Con musiche di Astor Piazzolla, Eddy Serafini, Roberto Di Marino e J.S. Bach, lo spettacolo promette un percorso originale nel quale «aria» – il respiro del flauto, le vibrazioni dell’arpa – e «materia» – la fisicità dello strumento, il gesto musicale, il silenzio che ne resta – dialogano tra loro.
Il Salis Duo ha alle spalle oltre un decennio di collaborazione, un sodalizio artistico che si fonda su equilibrio, raffinata espressività e curiosità verso linguaggi anche trasversali. Flora Vedovelli, arpista trentina di formazione eccellente — infatti diplomata con massimo dei voti e lode presso il Conservatorio “F.A. Bonporti” di Trento, con riconoscimenti in concorsi internazionali — porta con sé una sensibilità “di materia” che si sposa con la leggerezza del flauto di Baldo.
Il programma della serata unisce repertori diversi: da Bach – fulcro del barocco, delle radici – ad Astor Piazzolla, maestro del tango-nuevo e dell’incontro fra radici e rivoluzione; e ancora composizioni di Serafini e Di Marino, musicisti contemporanei che lavorano con l’idea di tempo, memoria, invenzione. Serafini, ad esempio, compositore trentino assai apprezzato per le sue opere eseguite in Italia e all’estero.
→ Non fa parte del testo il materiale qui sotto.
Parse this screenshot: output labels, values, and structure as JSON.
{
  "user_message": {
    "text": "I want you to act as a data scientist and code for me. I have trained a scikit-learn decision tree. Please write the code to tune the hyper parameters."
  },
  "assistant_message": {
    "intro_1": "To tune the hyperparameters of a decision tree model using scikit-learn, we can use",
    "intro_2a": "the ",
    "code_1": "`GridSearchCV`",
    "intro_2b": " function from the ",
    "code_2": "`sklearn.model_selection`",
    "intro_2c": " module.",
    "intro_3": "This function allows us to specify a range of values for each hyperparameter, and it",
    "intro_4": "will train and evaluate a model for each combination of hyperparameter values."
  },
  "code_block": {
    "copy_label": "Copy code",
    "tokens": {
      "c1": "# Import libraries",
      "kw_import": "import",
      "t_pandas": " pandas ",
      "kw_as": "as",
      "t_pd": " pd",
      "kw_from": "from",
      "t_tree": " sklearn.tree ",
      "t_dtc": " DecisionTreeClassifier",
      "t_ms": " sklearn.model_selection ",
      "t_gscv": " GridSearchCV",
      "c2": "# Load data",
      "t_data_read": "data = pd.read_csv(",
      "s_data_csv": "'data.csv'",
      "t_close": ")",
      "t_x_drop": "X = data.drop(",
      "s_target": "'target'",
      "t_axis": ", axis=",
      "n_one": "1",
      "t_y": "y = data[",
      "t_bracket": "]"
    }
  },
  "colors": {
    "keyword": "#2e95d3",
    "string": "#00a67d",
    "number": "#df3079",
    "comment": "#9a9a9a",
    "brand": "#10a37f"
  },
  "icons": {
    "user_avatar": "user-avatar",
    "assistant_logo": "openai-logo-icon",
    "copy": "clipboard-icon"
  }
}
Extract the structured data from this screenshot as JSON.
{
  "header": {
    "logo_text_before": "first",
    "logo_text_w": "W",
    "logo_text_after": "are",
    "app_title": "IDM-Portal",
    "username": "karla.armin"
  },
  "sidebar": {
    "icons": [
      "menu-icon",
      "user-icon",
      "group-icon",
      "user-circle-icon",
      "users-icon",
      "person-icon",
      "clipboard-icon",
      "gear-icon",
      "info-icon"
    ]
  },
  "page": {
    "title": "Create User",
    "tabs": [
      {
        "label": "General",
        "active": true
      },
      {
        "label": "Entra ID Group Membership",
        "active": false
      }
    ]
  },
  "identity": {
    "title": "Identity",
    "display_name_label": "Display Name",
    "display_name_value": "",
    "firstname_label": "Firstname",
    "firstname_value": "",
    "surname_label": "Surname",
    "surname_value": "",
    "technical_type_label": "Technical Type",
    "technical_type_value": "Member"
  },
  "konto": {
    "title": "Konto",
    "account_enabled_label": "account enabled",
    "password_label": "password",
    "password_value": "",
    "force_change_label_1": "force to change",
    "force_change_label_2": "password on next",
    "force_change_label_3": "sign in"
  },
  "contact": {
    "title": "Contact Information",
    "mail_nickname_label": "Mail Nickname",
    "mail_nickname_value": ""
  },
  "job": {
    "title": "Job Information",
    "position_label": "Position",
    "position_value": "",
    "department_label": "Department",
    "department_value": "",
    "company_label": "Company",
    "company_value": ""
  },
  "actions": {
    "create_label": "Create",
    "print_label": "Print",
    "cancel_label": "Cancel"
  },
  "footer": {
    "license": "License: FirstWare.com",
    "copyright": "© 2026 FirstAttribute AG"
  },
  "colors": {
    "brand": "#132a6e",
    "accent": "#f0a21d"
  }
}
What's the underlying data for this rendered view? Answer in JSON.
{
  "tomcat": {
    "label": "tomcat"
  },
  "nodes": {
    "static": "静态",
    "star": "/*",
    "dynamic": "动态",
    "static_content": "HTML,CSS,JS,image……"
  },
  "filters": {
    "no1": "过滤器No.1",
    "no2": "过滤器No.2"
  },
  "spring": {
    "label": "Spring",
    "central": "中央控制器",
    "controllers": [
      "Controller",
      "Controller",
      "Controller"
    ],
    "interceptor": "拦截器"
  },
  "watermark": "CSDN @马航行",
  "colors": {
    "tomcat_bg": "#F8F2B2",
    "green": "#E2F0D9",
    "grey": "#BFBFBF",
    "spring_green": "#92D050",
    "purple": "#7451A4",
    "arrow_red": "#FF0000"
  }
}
Il titolo “Aria e Materia” appare azzeccato: l’“aria” richiama il gesto puro, il respiro, la musica che fluisce; la “materia” evoca lo strumento, la tensione fisica del corpo che suona, la fisicità della corda, dell’ancia, del metallo. È un’immagine che ben si presta a un duo flauto-arpa dove la leggerezza e la densità convivono.
In questo senso, la scelta del repertorio gioca un ruolo centrale: Bach per radicare nella storia; Piazzolla per la trasgressione elegante; Serafini e Di Marino per il presente, per la musica come interrogazione. Il pubblico della Brianza potrà dunque cogliere non solo il virtuosismo, ma l’idea di incontro, di tensione tra epoche, stili e sensibilità.
– Info e prevendite: info@teatroinbrianza.it – 393 0363347 – www.teatroinbrianza.it
(I biglietti saranno disponibili anche presso le biglietterie dei teatri degli spettacoli.)
Evento patrocinato dalla Città di Mariano Comense.
In tempi nei quali la musica spesso si contempla solo in streaming o in contesti “veloci”, questo concerto offre un’occasione d’ascolto reale, immersiva, dove due strumenti antichi e un programma scelto con cura generano uno spazio di riflessione, bellezza e presenza comune.